Rich Wilkins correctly recasts Gracedale as a banal debate between service providers and taxpayers:

– Sell Gracedale- Stoffa, Angle, and a few other folks in the whole county want this. Very few, based on the referendum results.

– Keep Gracedale at all costs- Essentially this is the coalition and labor folks, and some of their allies in office. These are folks who don’t want the home sold, don’t want to give the contract to Lifestar, and really aren’t even for the management company. They may find some savings they like, but they wouldn’t support sale no matter what.

– Keep Gracedale, but accept the paradigm that it needs to create savings- Essentially they accept that the home is bleeding money and must find savings, but they want it kept anyway. This is like Bob Werner, and for that matter, John Callahan on this issue.

These divisions are not new. Let’s be honest, the entire County Executive Primary was about this. Reibman and McClure had the backing of the most pro-Gracedale people, and even now some of them are unhappy that Callahan won. The annoyance of the “keep it no matter what” crowd with the people looking for savings is fairly tangible. The debate over the ambulance company is putting this into plain view. Stoffa’s actual position, that the home must be sold (he still advocates for that position reportedly), is dead. No candidate for his office supports it, no council person with any sense supports it either. He is now dividing his opponents quite nicely with the question of how to save money on the home.

I think an honest debate on this issue should have three distinct, clear sides. On side one, Stoffa’s side, which is not really politically pragmatic. The second side should say that they would never support selling or changing Gracedale, and it’s worth whatever it costs. The third group should advocate to make the home more efficient. Rather than debating who is in favor of the home, or other stupid debates, I think it’s now time to debate what the home should cost, and how we’re going to pay for it.

This won’t surprise anyone but I think Team Savings clearly has the better of the argument. The political consensus seems to be that nursing home care is a core public service that needs to be provided in-house by local government (rather than just giving people cash to live at the nursing home of their choosing). My view is that poor senior citizens mainly need cash from us, and that paternalism is inappropriate for seniors and their families, but I think Rich is right that no politician’s going to reopen this disagreement any time soon.

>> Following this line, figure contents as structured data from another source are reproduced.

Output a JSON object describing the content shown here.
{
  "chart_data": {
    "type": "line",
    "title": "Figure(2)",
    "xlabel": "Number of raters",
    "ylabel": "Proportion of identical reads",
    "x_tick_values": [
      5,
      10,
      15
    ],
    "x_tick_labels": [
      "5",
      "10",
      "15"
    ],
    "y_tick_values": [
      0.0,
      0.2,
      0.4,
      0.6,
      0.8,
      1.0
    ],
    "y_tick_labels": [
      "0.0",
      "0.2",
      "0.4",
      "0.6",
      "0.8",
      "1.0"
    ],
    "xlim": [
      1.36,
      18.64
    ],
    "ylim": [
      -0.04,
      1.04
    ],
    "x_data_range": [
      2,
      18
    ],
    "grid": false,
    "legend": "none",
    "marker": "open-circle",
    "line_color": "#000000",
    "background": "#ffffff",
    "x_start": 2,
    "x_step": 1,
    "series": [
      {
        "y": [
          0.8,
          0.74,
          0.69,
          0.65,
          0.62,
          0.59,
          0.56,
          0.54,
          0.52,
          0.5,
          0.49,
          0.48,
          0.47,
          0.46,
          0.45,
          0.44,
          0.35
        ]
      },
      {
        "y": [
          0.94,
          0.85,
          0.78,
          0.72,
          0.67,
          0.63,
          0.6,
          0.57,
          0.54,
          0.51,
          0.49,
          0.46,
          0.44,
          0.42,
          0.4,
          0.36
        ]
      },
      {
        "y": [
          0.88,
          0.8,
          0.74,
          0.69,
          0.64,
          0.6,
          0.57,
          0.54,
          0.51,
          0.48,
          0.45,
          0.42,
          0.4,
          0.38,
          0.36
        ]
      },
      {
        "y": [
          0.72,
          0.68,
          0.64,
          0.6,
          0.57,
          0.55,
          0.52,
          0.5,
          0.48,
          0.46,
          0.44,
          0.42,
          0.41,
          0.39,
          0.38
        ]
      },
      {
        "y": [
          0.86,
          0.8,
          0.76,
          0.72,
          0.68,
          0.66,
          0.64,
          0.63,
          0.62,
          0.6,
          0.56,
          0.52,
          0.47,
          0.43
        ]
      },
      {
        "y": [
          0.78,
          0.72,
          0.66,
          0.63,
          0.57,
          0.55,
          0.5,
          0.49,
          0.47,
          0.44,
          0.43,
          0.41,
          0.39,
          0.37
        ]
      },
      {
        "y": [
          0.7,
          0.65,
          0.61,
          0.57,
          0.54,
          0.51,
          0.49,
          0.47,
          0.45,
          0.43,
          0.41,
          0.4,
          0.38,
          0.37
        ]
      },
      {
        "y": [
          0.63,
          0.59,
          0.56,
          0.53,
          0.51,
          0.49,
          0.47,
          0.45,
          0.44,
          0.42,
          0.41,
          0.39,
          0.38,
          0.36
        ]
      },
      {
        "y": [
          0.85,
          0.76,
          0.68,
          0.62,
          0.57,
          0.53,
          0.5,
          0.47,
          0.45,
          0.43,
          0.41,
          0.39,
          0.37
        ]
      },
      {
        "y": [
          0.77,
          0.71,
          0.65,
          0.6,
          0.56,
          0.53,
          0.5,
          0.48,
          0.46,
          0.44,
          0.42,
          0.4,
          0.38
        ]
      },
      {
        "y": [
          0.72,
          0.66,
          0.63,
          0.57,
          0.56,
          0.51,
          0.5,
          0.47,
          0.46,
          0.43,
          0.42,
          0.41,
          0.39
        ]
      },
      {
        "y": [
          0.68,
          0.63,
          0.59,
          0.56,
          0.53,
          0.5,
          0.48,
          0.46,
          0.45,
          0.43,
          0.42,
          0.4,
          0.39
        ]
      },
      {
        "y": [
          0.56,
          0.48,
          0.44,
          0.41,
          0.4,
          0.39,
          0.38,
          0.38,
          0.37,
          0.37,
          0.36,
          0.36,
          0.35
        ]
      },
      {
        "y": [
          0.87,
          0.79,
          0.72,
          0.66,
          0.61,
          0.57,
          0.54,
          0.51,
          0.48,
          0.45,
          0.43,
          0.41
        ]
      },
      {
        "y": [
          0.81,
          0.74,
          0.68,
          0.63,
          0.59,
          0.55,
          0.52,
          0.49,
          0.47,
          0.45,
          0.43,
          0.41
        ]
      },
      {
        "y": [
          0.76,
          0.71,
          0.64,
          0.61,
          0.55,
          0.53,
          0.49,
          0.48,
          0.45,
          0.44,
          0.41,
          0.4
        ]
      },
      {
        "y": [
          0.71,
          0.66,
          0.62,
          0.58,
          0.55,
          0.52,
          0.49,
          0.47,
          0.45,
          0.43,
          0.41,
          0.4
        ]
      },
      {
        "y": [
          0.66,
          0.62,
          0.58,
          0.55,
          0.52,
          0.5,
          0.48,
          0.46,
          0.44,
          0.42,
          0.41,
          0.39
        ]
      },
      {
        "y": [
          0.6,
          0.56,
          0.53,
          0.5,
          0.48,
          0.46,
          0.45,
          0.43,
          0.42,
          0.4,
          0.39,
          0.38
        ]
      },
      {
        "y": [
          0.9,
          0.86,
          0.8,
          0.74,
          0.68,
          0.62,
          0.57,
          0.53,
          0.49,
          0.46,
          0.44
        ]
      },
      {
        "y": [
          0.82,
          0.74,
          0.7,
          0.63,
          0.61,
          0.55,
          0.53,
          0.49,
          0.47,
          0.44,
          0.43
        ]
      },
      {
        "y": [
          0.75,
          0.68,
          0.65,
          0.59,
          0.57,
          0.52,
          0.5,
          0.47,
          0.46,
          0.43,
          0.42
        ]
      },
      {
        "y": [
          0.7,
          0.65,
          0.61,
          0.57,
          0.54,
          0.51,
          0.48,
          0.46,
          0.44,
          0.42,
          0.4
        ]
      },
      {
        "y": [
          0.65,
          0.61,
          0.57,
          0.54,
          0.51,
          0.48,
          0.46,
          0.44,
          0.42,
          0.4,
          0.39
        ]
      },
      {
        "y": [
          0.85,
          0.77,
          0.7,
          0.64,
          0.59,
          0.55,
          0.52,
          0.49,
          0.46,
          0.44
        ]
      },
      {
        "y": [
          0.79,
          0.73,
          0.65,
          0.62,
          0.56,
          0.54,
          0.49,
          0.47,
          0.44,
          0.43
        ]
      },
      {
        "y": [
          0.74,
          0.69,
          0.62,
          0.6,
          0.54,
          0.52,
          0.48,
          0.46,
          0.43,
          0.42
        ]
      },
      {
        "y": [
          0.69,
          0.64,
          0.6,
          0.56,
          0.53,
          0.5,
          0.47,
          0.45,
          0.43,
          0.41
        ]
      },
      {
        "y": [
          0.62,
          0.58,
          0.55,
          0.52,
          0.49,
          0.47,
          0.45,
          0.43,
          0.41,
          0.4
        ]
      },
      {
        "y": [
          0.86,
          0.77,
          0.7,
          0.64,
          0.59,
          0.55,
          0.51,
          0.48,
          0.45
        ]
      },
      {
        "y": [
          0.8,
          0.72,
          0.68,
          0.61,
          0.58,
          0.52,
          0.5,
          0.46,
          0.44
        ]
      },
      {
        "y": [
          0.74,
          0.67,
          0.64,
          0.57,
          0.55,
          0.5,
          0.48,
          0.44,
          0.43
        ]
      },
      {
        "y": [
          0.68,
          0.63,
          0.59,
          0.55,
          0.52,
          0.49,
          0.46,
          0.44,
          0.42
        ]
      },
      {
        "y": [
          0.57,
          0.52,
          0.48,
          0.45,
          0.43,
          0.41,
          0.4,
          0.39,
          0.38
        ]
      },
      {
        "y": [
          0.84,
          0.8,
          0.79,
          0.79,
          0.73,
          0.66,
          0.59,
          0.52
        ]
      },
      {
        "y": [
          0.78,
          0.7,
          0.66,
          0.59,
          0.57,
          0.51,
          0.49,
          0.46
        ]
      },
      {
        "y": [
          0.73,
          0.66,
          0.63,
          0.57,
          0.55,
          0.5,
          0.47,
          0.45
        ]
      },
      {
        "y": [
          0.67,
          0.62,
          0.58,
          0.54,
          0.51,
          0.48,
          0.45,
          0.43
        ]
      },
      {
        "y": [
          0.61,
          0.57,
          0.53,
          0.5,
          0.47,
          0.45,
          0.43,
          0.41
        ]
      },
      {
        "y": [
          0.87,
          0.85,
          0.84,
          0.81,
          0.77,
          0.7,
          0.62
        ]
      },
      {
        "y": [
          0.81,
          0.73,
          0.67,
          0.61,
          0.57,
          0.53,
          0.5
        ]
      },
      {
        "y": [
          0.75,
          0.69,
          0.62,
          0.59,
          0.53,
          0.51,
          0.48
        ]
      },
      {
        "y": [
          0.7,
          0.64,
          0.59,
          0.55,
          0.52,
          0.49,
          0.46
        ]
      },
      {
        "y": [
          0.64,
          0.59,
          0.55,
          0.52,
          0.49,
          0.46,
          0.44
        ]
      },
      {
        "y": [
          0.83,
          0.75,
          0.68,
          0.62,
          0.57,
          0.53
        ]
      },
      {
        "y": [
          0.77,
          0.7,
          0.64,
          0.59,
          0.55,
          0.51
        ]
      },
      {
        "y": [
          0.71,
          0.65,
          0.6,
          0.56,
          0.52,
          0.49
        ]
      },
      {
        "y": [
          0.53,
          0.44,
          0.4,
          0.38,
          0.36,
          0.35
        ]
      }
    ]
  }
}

The task now is limiting how much of the County budget will go to this service. State and federal aid to county-run homes is getting phased out, so local costs will probably continue to grow a bit. I think this is one of the less important things that County government does, or could be doing, so I’d like to see the tax revenue devoted to running Gracedale stabilized around the current level. This should not crowd out criminal justice services or EMS or farmland preservation, and should not interfere with forming a County police force. County Council shouldn’t fight the less expensive Lifestar contract, or any other less-expensive contract. This issue is now about the best way to maintain service levels while reducing spending and overpayments to service providers. I don’t think every last government undertaking should have to pay for itself, but this particular service is low on my list of priorities for County government, and I do not want to see it crowd out the things I think the County should be spending money on.